Assuming the following:
f is the name of a buffer loaded in Vim, in which case it is either an absolute path or a path relative to the working directory,
d is not simply a directory "name", but its path,
- those are stored in variables
d and f,
you can get the absolute path of directory d with:
let absolute_path_of_d = fnamemodify(d, ':p')
echo absolute_path_of_d
/a/b/c/d/
and the absolute path of file f with:
let absolute_path_of_f = fnamemodify(f, ':p')
echo absolute_path_of_f
/a/b/c/d/e/f
From there, getting the path of f relative to d is just a matter of removing the path of d from the path of f:
let path_of_f_relative_to_d = substitute(absolute_path_of_f, absolute_path_of_d, '', '')
echo path_of_f_relative_to_d
e/f
See :help fnamemodify() and :help filename-mofifiers.
Now, this won't work if directory d and filename f are really just arbitrary strings d and f, because fnamemodify() only deals with paths in the abstract, never checking if d and f actually exist or not.
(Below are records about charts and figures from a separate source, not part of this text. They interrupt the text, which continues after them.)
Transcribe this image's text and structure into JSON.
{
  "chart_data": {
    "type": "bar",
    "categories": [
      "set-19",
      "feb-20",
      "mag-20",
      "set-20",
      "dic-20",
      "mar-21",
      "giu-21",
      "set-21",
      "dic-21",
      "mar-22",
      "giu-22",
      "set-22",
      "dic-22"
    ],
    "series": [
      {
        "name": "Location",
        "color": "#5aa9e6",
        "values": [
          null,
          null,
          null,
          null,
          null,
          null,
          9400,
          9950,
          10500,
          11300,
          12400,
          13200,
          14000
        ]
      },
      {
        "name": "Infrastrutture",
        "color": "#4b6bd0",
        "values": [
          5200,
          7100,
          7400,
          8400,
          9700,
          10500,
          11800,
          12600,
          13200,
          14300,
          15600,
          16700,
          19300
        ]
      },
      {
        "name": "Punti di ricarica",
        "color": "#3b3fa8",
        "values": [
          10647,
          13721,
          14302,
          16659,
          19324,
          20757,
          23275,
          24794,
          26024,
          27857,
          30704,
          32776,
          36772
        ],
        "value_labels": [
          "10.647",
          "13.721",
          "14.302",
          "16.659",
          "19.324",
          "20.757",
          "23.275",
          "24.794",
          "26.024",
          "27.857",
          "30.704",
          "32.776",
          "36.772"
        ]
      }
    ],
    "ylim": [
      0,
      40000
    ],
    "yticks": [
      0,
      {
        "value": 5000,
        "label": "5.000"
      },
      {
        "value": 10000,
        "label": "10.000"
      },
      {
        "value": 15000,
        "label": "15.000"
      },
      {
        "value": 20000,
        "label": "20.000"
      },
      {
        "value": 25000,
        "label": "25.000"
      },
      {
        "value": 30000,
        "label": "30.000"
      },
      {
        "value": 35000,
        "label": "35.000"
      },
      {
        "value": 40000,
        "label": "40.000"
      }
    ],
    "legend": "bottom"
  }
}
Moreover, if you don't use a full path, d and f will be assumed to be relative to the working directory, which is probably why you wrote:
fnamemodify (and expand) don't really work.
Vimscript is only really meant to work with Vim… "objects", for lack of a better word. If you really only have the strings d and f to work with, then you will have to go low-level, and find the paths of directory d and file f relative to file system root.
Vimscript's :help finddir() and :help findfile() (or whatever Lua library you can find) can be used, here, but there's a catch: there might be any number of directories named d and files named f on your filesystem. I have 4104 files named index.js under directories named src in my $HOME, so which src and which index.js is it? Is it acceptable to return all of them? Only the first?
:help fnamemodify()?fnamemodifyonly allows you to get a relative path with respect to the working directory or the home directory, but I need this to user-specified directory that might be neither of those.